La Réunion compte environ 255 000 chiens, dont 35 000 divaguent et 41 000 vivent à l'état errant. Chaque année, la Chambre d'agriculture recense plusieurs centaines d'attaques contre les exploitations agricoles et les basses-cours.
Cette situation inquiète. Les chiens errants transmettent des maladies comme la leptospirose, la brucellose et la néosporose, qui frappent durement les élevages, notamment bovins. Malgré les actions de l'État et des intercommunalités, la situation évolue peu.

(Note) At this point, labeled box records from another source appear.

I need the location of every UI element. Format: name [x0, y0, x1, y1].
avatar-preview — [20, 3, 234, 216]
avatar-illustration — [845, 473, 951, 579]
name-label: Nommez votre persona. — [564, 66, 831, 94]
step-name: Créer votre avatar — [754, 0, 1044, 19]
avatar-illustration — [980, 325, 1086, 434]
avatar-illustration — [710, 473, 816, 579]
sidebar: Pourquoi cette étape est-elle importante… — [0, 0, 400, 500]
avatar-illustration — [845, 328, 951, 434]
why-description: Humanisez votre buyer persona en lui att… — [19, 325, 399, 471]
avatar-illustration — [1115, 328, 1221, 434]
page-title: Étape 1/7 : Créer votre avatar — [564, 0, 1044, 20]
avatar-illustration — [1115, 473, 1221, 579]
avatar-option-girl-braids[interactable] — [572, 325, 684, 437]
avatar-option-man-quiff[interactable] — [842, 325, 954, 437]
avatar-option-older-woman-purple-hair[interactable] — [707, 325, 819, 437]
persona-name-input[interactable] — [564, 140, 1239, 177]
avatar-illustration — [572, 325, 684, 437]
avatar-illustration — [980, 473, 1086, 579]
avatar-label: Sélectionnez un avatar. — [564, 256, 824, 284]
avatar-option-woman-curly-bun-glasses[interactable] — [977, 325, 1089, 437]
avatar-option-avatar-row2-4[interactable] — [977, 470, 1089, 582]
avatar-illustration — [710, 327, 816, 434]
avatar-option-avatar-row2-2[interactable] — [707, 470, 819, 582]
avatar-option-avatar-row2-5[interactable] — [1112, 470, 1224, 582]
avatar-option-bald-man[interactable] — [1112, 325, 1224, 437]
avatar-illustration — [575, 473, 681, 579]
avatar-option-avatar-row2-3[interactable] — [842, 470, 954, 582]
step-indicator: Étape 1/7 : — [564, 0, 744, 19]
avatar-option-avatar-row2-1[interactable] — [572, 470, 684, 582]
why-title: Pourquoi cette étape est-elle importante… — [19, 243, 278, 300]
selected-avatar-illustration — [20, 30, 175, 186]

Cécile Squarzoni, vétérinaire épidémiologiste et présidente d'une association de protection animale, pointe les failles des dispositifs actuels : « Les captures et euthanasies ne touchent que 5 à 10 % de la population errante et favorisent une augmentation de la reproduction chez les chiens restants. » Elle rappelle aussi que les chiens errants ne vivent que deux à trois ans, contre sept à huit ans pour les chiens divagants.

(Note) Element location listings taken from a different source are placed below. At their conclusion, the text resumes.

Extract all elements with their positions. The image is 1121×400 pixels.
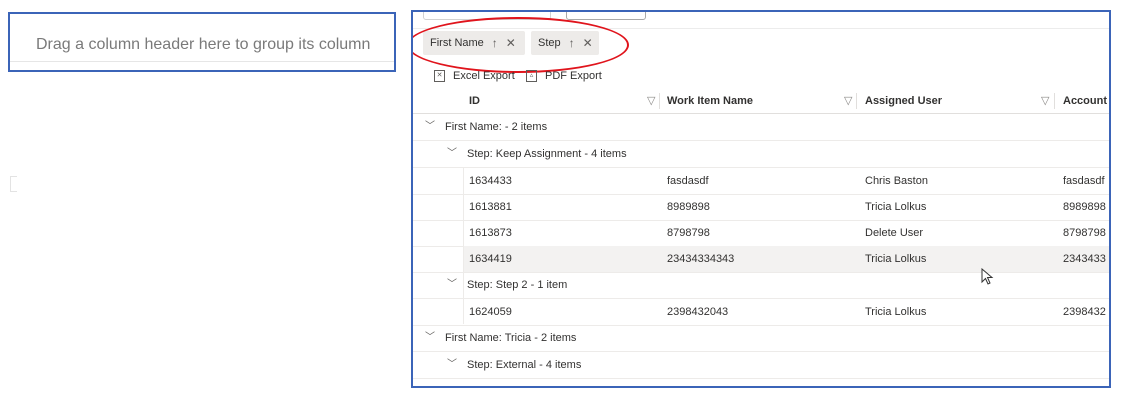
cell-id: 1634419 <box>469 253 512 265</box>
group-panel-hint: Drag a column header here to group its c… <box>36 36 371 53</box>
cell-work-item-name: 23434334343 <box>667 253 735 265</box>
data-grid-panel: First Name ↑ ✕ Step ↑ ✕ ✕ Excel Export ▵… <box>411 10 1111 388</box>
table-row-hovered[interactable]: 1634419 23434334343 Tricia Lolkus 234343… <box>413 246 1109 273</box>
column-header-assigned-user[interactable]: Assigned User <box>865 89 942 113</box>
column-header-account[interactable]: Account I <box>1063 89 1109 113</box>
group-chip-label: Step <box>538 37 561 49</box>
mouse-pointer-icon <box>981 268 994 285</box>
filter-icon[interactable]: ▽ <box>647 89 655 113</box>
subgroup-row[interactable]: ﹀ Step: Keep Assignment - 4 items <box>413 141 1109 168</box>
pdf-export-button[interactable]: ▵ PDF Export <box>526 68 602 84</box>
search-field-fragment[interactable] <box>423 12 551 20</box>
excel-export-label: Excel Export <box>453 70 515 82</box>
cell-account: 8989898 <box>1063 201 1106 213</box>
cell-assigned-user: Tricia Lolkus <box>865 253 927 265</box>
cell-account: 2343433 <box>1063 253 1106 265</box>
top-divider <box>413 28 1109 29</box>
panel-edge-fragment <box>10 176 17 192</box>
column-separator[interactable] <box>659 93 660 109</box>
column-header-id[interactable]: ID <box>469 89 480 113</box>
cell-assigned-user: Delete User <box>865 227 924 239</box>
group-row[interactable]: ﹀ First Name: Tricia - 2 items <box>413 325 1109 352</box>
tree-indent-line <box>463 168 464 324</box>
subgroup-label: Step: Keep Assignment - 4 items <box>467 148 627 160</box>
table-row[interactable]: 1624059 2398432043 Tricia Lolkus 2398432 <box>413 299 1109 326</box>
button-fragment[interactable] <box>566 12 646 20</box>
excel-icon: ✕ <box>434 70 445 82</box>
group-panel-zoom: Drag a column header here to group its c… <box>8 12 396 72</box>
grid-header: ID ▽ Work Item Name ▽ Assigned User ▽ Ac… <box>413 89 1109 114</box>
cell-work-item-name: fasdasdf <box>667 175 709 187</box>
subgroup-label: Step: Step 2 - 1 item <box>467 279 568 291</box>
group-chip-label: First Name <box>430 37 484 49</box>
pdf-export-label: PDF Export <box>545 70 602 82</box>
subgroup-row[interactable]: ﹀ Step: Step 2 - 1 item <box>413 272 1109 299</box>
cell-assigned-user: Chris Baston <box>865 175 928 187</box>
chevron-down-icon[interactable]: ﹀ <box>447 272 457 298</box>
column-separator[interactable] <box>856 93 857 109</box>
cell-id: 1624059 <box>469 306 512 318</box>
column-header-work-item-name[interactable]: Work Item Name <box>667 89 753 113</box>
table-row[interactable]: 1613873 8798798 Delete User 8798798 <box>413 220 1109 247</box>
group-panel-divider <box>10 61 394 62</box>
cell-account: 8798798 <box>1063 227 1106 239</box>
table-row[interactable]: 1634433 fasdasdf Chris Baston fasdasdf <box>413 168 1109 195</box>
cell-account: fasdasdf <box>1063 175 1105 187</box>
cell-assigned-user: Tricia Lolkus <box>865 306 927 318</box>
excel-export-button[interactable]: ✕ Excel Export <box>434 68 515 84</box>
filter-icon[interactable]: ▽ <box>1041 89 1049 113</box>
cell-work-item-name: 8989898 <box>667 201 710 213</box>
table-row[interactable]: 1613881 8989898 Tricia Lolkus 8989898 <box>413 194 1109 221</box>
sort-ascending-icon[interactable]: ↑ <box>492 36 498 50</box>
group-chip-first-name[interactable]: First Name ↑ ✕ <box>423 31 525 55</box>
subgroup-label: Step: External - 4 items <box>467 359 582 371</box>
chevron-down-icon[interactable]: ﹀ <box>447 141 457 167</box>
chevron-down-icon[interactable]: ﹀ <box>425 114 435 140</box>
cell-work-item-name: 8798798 <box>667 227 710 239</box>
close-icon[interactable]: ✕ <box>583 36 593 50</box>
pdf-icon: ▵ <box>526 70 537 82</box>
filter-icon[interactable]: ▽ <box>844 89 852 113</box>
chevron-down-icon[interactable]: ﹀ <box>425 325 435 351</box>
cell-id: 1613873 <box>469 227 512 239</box>
group-row[interactable]: ﹀ First Name: - 2 items <box>413 114 1109 141</box>
group-chip-step[interactable]: Step ↑ ✕ <box>531 31 599 55</box>
column-separator[interactable] <box>1054 93 1055 109</box>
sort-ascending-icon[interactable]: ↑ <box>569 36 575 50</box>
chevron-down-icon[interactable]: ﹀ <box>447 352 457 378</box>
group-label: First Name: Tricia - 2 items <box>445 332 577 344</box>
cell-work-item-name: 2398432043 <box>667 306 729 318</box>
cell-assigned-user: Tricia Lolkus <box>865 201 927 213</box>
group-label: First Name: - 2 items <box>445 121 548 133</box>
cell-account: 2398432 <box>1063 306 1106 318</box>
cell-id: 1613881 <box>469 201 512 213</box>
subgroup-row[interactable]: ﹀ Step: External - 4 items <box>413 352 1109 379</box>
close-icon[interactable]: ✕ <box>506 36 516 50</box>
cell-id: 1634433 <box>469 175 512 187</box>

Elle refuse pourtant de voir l'errance comme une fatalité. « Des solutions existent, comme celles mises en œuvre en Italie », insiste-t-elle, appelant à s'attaquer aux causes profondes du problème.
Responsabiliser les propriétaires constitue la première étape. Cécile Squarzoni réclame des verbalisations contre les mauvais comportements et dénonce les éleveurs clandestins qui alimentent les trafics. « La sensibilisation des enfants est cruciale », ajoute-t-elle, encourageant les intercommunalités à miser sur l'éducation à la protection animale.
Un partenariat de 50 000 euros a démarré avec le rectorat pour sensibiliser 350 classes à cette problématique. Laurent Janel, représentant le sous-préfet de Saint-Pierre, a rappelé l'importance de ces actions.
Cécile Squarzoni défend une stratégie de capture, stérilisation et relâchement pour les chiens errants non agressifs. Les campagnes de stérilisation actuelles restent insuffisantes selon elle, et les actions doivent s'adapter aux données locales.
Jean-Marie Potin, président d'UFC-Que Choisir La Réunion, estime que la situation pourrait s'améliorer avec une vraie volonté politique. Sans l'engagement des maires, les solutions proposées manquent d'efficacité selon lui.
Du côté des éleveurs, l'inquiétude grandit. Yannick Gence, éleveur, tire la sonnette d'alarme : « On va droit dans le mur. Les actions menées sont insuffisantes et nous avons besoin de solutions concrètes. »
Kevin Landal, éleveur et élu à la Chambre d'agriculture, rappelle que la sécurité alimentaire dépend de la souveraineté alimentaire à La Réunion. Il appelle tous les acteurs à travailler ensemble pour valoriser la production locale et réduire les importations.